Content-Diverse Comparisons improve IQA
- URL: http://arxiv.org/abs/2211.05215v1
- Date: Wed, 9 Nov 2022 21:53:13 GMT
- Title: Content-Diverse Comparisons improve IQA
- Authors: William Thong, Jose Costa Pereira, Sarah Parisot, Ales Leonardis,
Steven McDonagh
- Abstract summary: Image quality assessment (IQA) forms a natural and often straightforward undertaking for humans, yet effective automation of the task remains challenging.
Recent metrics from the deep learning community commonly compare image pairs during training to improve upon traditional metrics such as PSNR or SSIM.
This restricts the diversity and number of image pairs that the model is exposed to during training.

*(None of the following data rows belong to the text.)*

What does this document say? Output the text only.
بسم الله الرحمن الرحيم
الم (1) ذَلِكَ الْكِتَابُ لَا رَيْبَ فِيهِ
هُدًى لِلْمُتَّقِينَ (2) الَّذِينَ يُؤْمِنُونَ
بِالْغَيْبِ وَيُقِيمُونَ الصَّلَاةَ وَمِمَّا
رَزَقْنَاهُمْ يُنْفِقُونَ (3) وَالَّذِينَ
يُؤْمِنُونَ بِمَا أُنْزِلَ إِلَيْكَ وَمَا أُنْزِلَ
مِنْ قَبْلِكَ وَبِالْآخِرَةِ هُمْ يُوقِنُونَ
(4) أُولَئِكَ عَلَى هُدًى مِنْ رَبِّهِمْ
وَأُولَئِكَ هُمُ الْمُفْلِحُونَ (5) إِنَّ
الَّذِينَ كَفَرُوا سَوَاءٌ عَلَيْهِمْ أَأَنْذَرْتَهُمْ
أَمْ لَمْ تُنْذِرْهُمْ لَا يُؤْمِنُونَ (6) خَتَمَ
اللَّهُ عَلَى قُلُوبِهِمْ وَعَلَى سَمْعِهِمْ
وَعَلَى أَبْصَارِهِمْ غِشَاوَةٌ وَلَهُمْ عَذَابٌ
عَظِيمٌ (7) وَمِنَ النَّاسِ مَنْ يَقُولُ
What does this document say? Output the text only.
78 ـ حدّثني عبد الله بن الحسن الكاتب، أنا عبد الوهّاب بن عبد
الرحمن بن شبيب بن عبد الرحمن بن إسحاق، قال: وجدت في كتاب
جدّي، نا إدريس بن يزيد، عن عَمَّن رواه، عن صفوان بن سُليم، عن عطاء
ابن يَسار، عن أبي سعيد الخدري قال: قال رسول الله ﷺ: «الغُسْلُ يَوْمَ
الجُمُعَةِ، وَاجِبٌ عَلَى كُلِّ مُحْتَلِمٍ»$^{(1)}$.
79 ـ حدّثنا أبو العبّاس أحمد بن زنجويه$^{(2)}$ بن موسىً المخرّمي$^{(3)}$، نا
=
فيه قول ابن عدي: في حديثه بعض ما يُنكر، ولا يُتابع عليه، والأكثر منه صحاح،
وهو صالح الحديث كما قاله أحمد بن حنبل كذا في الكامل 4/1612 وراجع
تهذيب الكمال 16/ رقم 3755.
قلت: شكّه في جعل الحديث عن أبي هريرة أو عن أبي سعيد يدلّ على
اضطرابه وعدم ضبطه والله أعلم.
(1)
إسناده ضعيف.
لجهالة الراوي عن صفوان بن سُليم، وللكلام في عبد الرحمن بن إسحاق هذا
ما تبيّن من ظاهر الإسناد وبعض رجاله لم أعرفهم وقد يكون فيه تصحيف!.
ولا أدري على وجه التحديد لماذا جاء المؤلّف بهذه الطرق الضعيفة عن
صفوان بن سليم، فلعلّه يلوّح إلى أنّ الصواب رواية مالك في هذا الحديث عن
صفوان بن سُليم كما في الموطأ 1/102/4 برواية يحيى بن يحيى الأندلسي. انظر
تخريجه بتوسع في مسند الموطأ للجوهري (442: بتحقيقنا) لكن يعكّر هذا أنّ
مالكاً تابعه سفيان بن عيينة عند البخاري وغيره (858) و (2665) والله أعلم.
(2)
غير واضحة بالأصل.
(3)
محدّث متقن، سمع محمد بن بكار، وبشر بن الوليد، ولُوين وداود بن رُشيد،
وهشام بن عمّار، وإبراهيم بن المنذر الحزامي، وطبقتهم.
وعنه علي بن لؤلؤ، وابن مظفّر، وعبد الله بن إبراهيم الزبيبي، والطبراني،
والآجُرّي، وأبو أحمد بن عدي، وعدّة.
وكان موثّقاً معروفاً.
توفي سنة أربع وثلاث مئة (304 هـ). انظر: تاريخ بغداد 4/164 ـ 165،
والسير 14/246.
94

In this paper, we strive to enrich these comparisons with content diversity. Firstly, we relax comparison constraints, and compare pairs of images with differing content. This increases the variety of available comparisons.
- Score: 23.523537785599913
- License: http://arxiv.org/licenses/nonexclusive-distrib/1.0/
- Abstract: Image quality assessment (IQA) forms a natural and often straightforward
undertaking for humans, yet effective automation of the task remains highly
challenging. Recent metrics from the deep learning community commonly compare
image pairs during training to improve upon traditional metrics such as PSNR or
SSIM. However, current comparisons ignore the fact that image content affects
quality assessment as comparisons only occur between images of similar content.
This restricts the diversity and number of image pairs that the model is
exposed to during training. In this paper, we strive to enrich these
comparisons with content diversity. Firstly, we relax comparison constraints,
and compare pairs of images with differing content. This increases the variety
of available comparisons. Secondly, we introduce listwise comparisons to
provide a holistic view to the model. By including differentiable regularizers,
derived from correlation coefficients, models can better adjust predicted
scores relative to one another. Evaluation on multiple benchmarks, covering a
wide range of distortions and image content, shows the effectiveness of our
learning scheme for training image quality assessment models.